When I was down beside the sea/A wooden spade they gave to me/To dig the sandy shore./My holes were empty like a cup./In every hole the sea came up,/Till it could come no more.

That’s “At the Sea-side,” from one of the cornerstone works of children’s literature, Robert Louis Stevenson’s A Child’s Garden of Verses.  It’s the first book I remember reading independently, somewhere around age 4.  For years, that poem was my favorite thing to read; I still remember the way the words looked on the page, with the adjacent watercolor painting of a small child crouched in the sand.

I think it resonated with me because I went to the beach a lot as a child, and I was fascinated by those water-holes in the sand.  Sand is the driest dirt there is; yet, no matter how far up the beach I went, the water would appear if I just dug deep enough.  Digging water-holes at the beach–and reliving the experience every time I read Stevenson’s poem–was my first taste of the Eureka! that still sparks in my mind every time I learn something new.

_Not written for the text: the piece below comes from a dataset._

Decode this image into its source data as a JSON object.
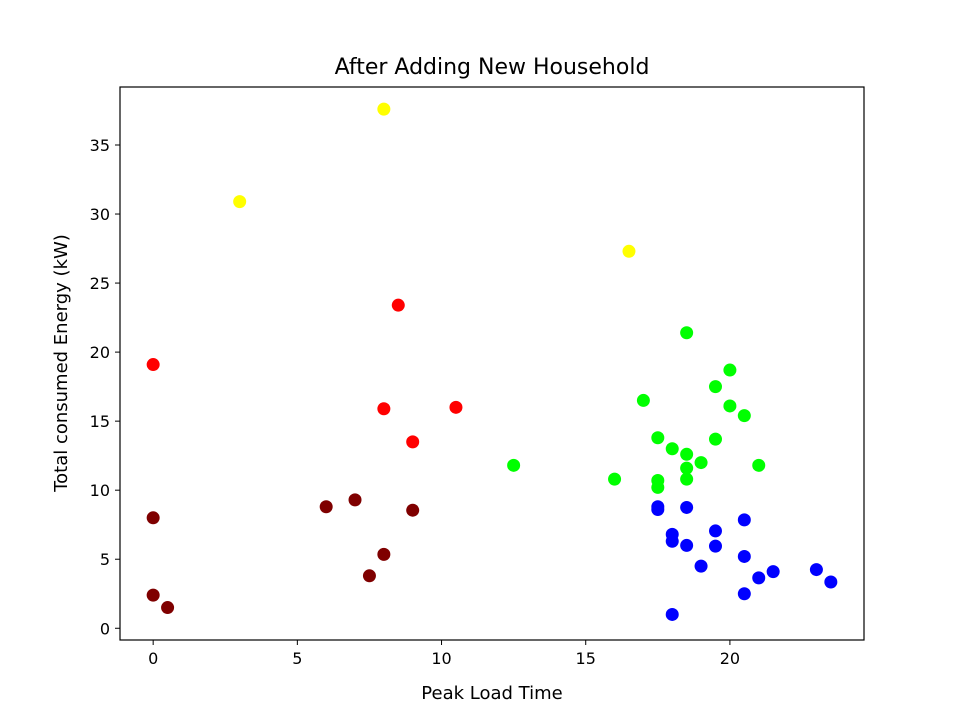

Stevenson wrote his poem almost 150 years ago, yet here I was digging the same kind of holes in the sand with my daughter and niece and nephew–and kids all up and down the beach were doing the same with their families.  That’s the power of good children’s literature: the kindling of the Eureka! spark, the lingering memory, the capture of something universal about childhood and its watershed moments (good or bad).

A Child’s Garden of Verses was the first book to inspire me.  What about you?